• Well, I just heard the news. My last living grandparent just passed away – grandma on the old man’s side. She was in her 90s, so it’s not like life cheated her out of anything; when it came to cashing Social Security checks, she definitely came out ahead. She raised six kids during the Depression; two of them who have died before her. The last time I saw her (Christmas Eve), she was bed-ridden and unable to talk, so it was only a matter of time. There are several variations of old people. You have the constantly miserable type, and then there are those who crack you up, no matter how wrong or off base they are. My grandma was definitely the latter. Growing up she would always speak her mind, usually resulting in family DRAMA, or hilarity. For example, my one half-brother lived at her old house in the attic and she HATED him. During on of the 1980s playoff games between the Browns and Broncos, my half-brother was going to take a bath and grandma said to him, “Get out of here you freeloading bastard.” This of course prompted my old man to get up and start screaming “CRAZY HOUSE! CRAZY HOUSE! WE LIVE IN A … CRAZY HOUSE!!! CRAZY HOUSE!!!” He then smacked the wall a few times, ran around the room and went into a nearby room. While most people might freak out upon witnessing this display of unadulterated rage, as a kid I found the whole thing funny as hell. Heck, I'm an adult and still laugh at this dysfunction. And grandma sure was a racist. I can’t count the number of times she referred to said half-brother’s longtime girlfriend as a “mixed breed.” Those were the days. She would also smack me with a fly swatter, but it was all out of love. She got moved into a home sometime in the early ‘90s, against her will, and stuck around ever since. I remember her bitching about this for years until she got too senile to remember where she was.

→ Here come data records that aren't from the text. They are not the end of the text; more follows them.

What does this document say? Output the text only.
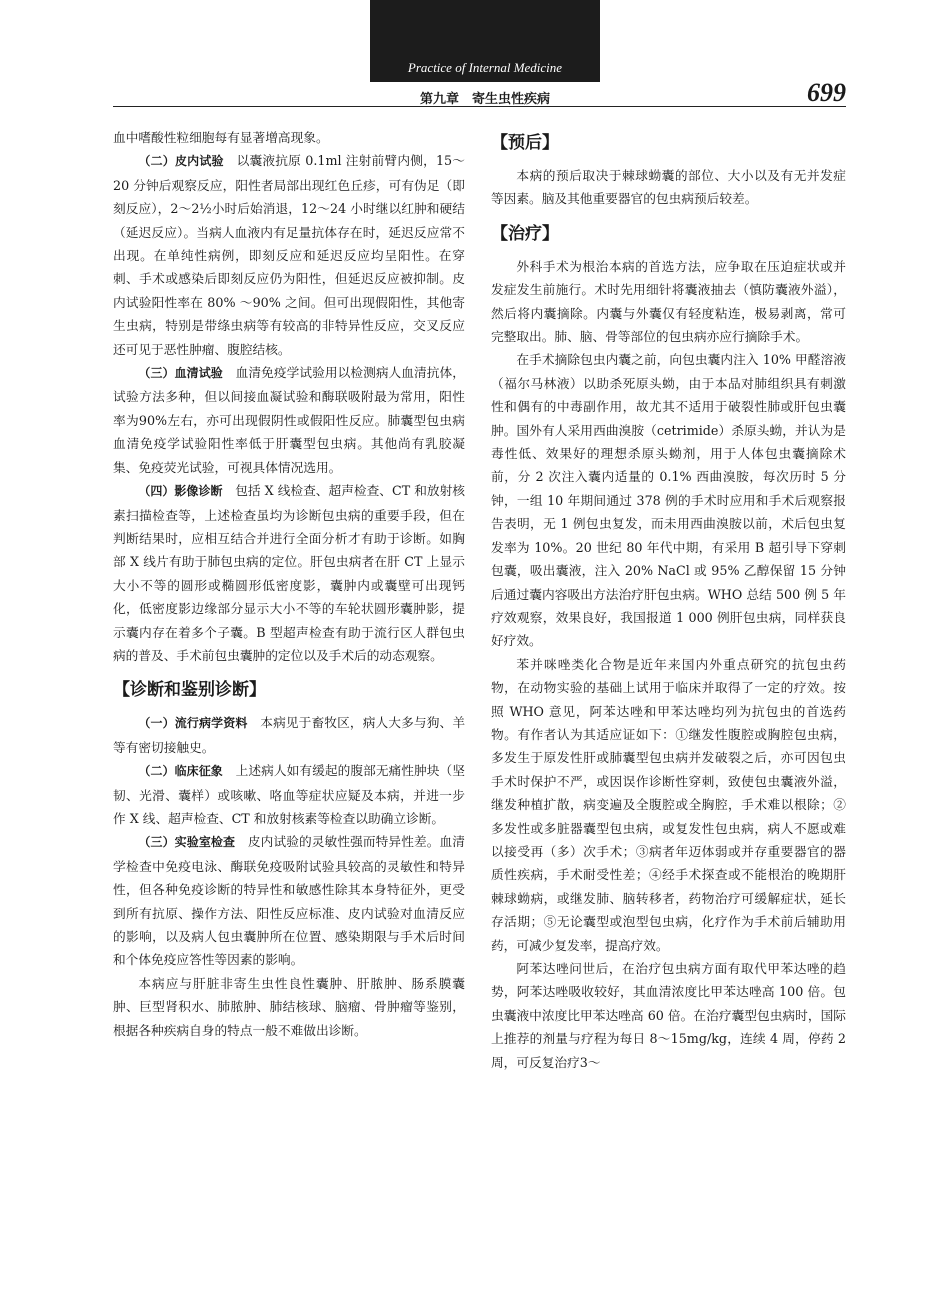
Practice of Internal Medicine
第九章　寄生虫性疾病	699

血中嗜酸性粒细胞每有显著增高现象。

（二）皮内试验　 以囊液抗原 0.1ml 注射前臂内侧，15～20 分钟后观察反应，阳性者局部出现红色丘疹，可有伪足（即刻反应），2～2½小时后始消退，12～24 小时继以红肿和硬结（延迟反应）。当病人血液内有足量抗体存在时，延迟反应常不出现。在单纯性病例，即刻反应和延迟反应均呈阳性。在穿刺、手术或感染后即刻反应仍为阳性，但延迟反应被抑制。皮内试验阳性率在 80% ～90% 之间。但可出现假阳性，其他寄生虫病，特别是带绦虫病等有较高的非特异性反应，交叉反应还可见于恶性肿瘤、腹腔结核。

（三）血清试验　 血清免疫学试验用以检测病人血清抗体，试验方法多种，但以间接血凝试验和酶联吸附最为常用，阳性率为90%左右，亦可出现假阴性或假阳性反应。肺囊型包虫病血清免疫学试验阳性率低于肝囊型包虫病。其他尚有乳胶凝集、免疫荧光试验，可视具体情况选用。

（四）影像诊断　 包括 X 线检查、超声检查、CT 和放射核素扫描检查等，上述检查虽均为诊断包虫病的重要手段，但在判断结果时，应相互结合并进行全面分析才有助于诊断。如胸部 X 线片有助于肺包虫病的定位。肝包虫病者在肝 CT 上显示大小不等的圆形或椭圆形低密度影，囊肿内或囊壁可出现钙化，低密度影边缘部分显示大小不等的车轮状圆形囊肿影，提示囊内存在着多个子囊。B 型超声检查有助于流行区人群包虫病的普及、手术前包虫囊肿的定位以及手术后的动态观察。

【诊断和鉴别诊断】

（一）流行病学资料　 本病见于畜牧区，病人大多与狗、羊等有密切接触史。

（二）临床征象　 上述病人如有缓起的腹部无痛性肿块（坚韧、光滑、囊样）或咳嗽、咯血等症状应疑及本病，并进一步作 X 线、超声检查、CT 和放射核素等检查以助确立诊断。

（三）实验室检查　 皮内试验的灵敏性强而特异性差。血清学检查中免疫电泳、酶联免疫吸附试验具较高的灵敏性和特异性，但各种免疫诊断的特异性和敏感性除其本身特征外，更受到所有抗原、操作方法、阳性反应标准、皮内试验对血清反应的影响，以及病人包虫囊肿所在位置、感染期限与手术后时间和个体免疫应答性等因素的影响。

本病应与肝脏非寄生虫性良性囊肿、肝脓肿、肠系膜囊肿、巨型肾积水、肺脓肿、肺结核球、脑瘤、骨肿瘤等鉴别，根据各种疾病自身的特点一般不难做出诊断。

【预后】

本病的预后取决于棘球蚴囊的部位、大小以及有无并发症等因素。脑及其他重要器官的包虫病预后较差。

【治疗】

外科手术为根治本病的首选方法，应争取在压迫症状或并发症发生前施行。术时先用细针将囊液抽去（慎防囊液外溢），然后将内囊摘除。内囊与外囊仅有轻度粘连，极易剥离，常可完整取出。肺、脑、骨等部位的包虫病亦应行摘除手术。

在手术摘除包虫内囊之前，向包虫囊内注入 10% 甲醛溶液（福尔马林液）以助杀死原头蚴，由于本品对肺组织具有刺激性和偶有的中毒副作用，故尤其不适用于破裂性肺或肝包虫囊肿。国外有人采用西曲溴胺（cetrimide）杀原头蚴，并认为是毒性低、效果好的理想杀原头蚴剂，用于人体包虫囊摘除术前，分 2 次注入囊内适量的 0.1% 西曲溴胺，每次历时 5 分钟，一组 10 年期间通过 378 例的手术时应用和手术后观察报告表明，无 1 例包虫复发，而未用西曲溴胺以前，术后包虫复发率为 10%。20 世纪 80 年代中期，有采用 B 超引导下穿刺包囊，吸出囊液，注入 20% NaCl 或 95% 乙醇保留 15 分钟后通过囊内容吸出方法治疗肝包虫病。WHO 总结 500 例 5 年疗效观察，效果良好，我国报道 1 000 例肝包虫病，同样获良好疗效。

苯并咪唑类化合物是近年来国内外重点研究的抗包虫药物，在动物实验的基础上试用于临床并取得了一定的疗效。按照 WHO 意见，阿苯达唑和甲苯达唑均列为抗包虫的首选药物。有作者认为其适应证如下：①继发性腹腔或胸腔包虫病，多发生于原发性肝或肺囊型包虫病并发破裂之后，亦可因包虫手术时保护不严，或因误作诊断性穿刺，致使包虫囊液外溢，继发种植扩散，病变遍及全腹腔或全胸腔，手术难以根除；②多发性或多脏器囊型包虫病，或复发性包虫病，病人不愿或难以接受再（多）次手术；③病者年迈体弱或并存重要器官的器质性疾病，手术耐受性差；④经手术探查或不能根治的晚期肝棘球蚴病，或继发肺、脑转移者，药物治疗可缓解症状，延长存活期；⑤无论囊型或泡型包虫病，化疗作为手术前后辅助用药，可减少复发率，提高疗效。

阿苯达唑问世后，在治疗包虫病方面有取代甲苯达唑的趋势，阿苯达唑吸收较好，其血清浓度比甲苯达唑高 100 倍。包虫囊液中浓度比甲苯达唑高 60 倍。在治疗囊型包虫病时，国际上推荐的剂量与疗程为每日 8～15mg/kg，连续 4 周，停药 2 周，可反复治疗3～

At least she’ll have a legacy of what a brilliant “baby” grandson she helped nurture during his formative years and turned into the fine, upstanding gentleman he is today.
Uh, on second thought…
9:30 p.m.
• How about worrying about the Mexicans crossing your border before saying stupid shit like this? Christ, and I thought Richardson had half-a-brain after becoming governor of New Mexico.
"Recent successes"? Yeah, it'll be a "success" until we catch them fiddling with nuke stuff ... again.
9:15 p.m.
• The hell?
Have I mentioned lately how much Whoria Alldread needs to die -- and die soon?
• I'm not even going to bother posting parts of this retarded story. The headline says it all: Lying to Doctor Can Mean Health Risks
Well no fucking shit. And this article is more than 900 words! Do we really need to be told how lying to your doctor might not be in your best interest. Hell, if you're going to fib about your health, then why are you at the doctor's office in the first place? Well, you could be trying to get drugs, but aside from that.
• The U. of Ill. should name their next mascot "Chief Dickless." Wait, that's offense to Indians who had mishaps with a large piece of machinery.
7:30 p.m.
• Well, that chick lost after not being able to rap a nursery rhyme. Ha. Next week's show has these crackas going to Detroit to do battle raps, or whatever the hell those kids did in that "8 Mile" movie. That might actually be worth watching. Then again, knowing one of these people is going to win a lot of money has me depressed. I've got Derelicts of Dialect on now. Weird.
4:15 p.m.
• LOL -- so I just watched another episode of that White Rapper show, and it had the fat chick having to go to the emergency room after flopping at the THUG OBSTACLE COURSE. Oh she better not win this contest. Oh this is so awful.